グッバイ・ティラミス
「…あ、でもこのことはまだ、他の生徒には言っちゃいけないんだ。」
「……。」
「四月までは一応、年度内に結婚したとしても結婚してないことにしなきゃいけないし。生徒に漏れたら色々やりにくいから。」
ねぇ
私、こんなことを聞かされるために、先生と仲良くなったんだっけ?
先生の結婚を祝うために、先生と仲良くなったわけじゃ、ないじゃん。
「ーー先生となっちゃんとの、二人だけの秘密ですよ?」
……あぁ、
心が、悲鳴をあげている。
「……うん。」
秘密、だなんて、どこまでも甘い言葉。他の生徒の知らない、私と先生だけが、知っていること。

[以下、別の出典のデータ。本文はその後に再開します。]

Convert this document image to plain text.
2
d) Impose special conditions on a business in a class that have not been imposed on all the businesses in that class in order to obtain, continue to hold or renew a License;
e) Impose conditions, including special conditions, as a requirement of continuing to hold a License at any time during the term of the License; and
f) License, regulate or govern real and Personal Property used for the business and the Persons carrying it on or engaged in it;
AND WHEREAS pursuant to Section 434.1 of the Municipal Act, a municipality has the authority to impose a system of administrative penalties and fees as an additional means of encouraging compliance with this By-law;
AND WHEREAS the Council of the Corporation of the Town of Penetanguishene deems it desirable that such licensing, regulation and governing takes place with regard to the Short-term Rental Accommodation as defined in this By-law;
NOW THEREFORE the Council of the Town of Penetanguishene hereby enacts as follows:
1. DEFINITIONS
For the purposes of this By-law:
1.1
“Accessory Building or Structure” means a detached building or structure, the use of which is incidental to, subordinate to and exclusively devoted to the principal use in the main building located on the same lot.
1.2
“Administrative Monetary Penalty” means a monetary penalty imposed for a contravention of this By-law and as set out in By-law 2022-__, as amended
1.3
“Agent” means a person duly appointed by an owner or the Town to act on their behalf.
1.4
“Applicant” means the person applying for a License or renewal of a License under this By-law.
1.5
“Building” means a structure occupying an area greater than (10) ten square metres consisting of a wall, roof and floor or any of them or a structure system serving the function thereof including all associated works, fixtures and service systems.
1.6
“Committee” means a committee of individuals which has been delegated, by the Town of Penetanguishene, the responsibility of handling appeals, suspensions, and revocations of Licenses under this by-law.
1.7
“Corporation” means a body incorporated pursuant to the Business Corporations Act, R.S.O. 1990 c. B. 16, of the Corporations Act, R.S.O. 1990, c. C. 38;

先生との秘密の共有は、どこまでも甘酸っぱくて、どこまでも苦い。
…純粋に嬉しいけれども、甘く甘い中に、とてつもない苦さが充満している気がする。
「私と、先生の、秘密。」
ーーーー先生の、
特別には、なれたよ。
なっちゃんと呼ばれるくらいには
“二人だけの秘密”を持つくらいには
私と先生の関係は特別だし、他の生徒とは違うんだと思うよ。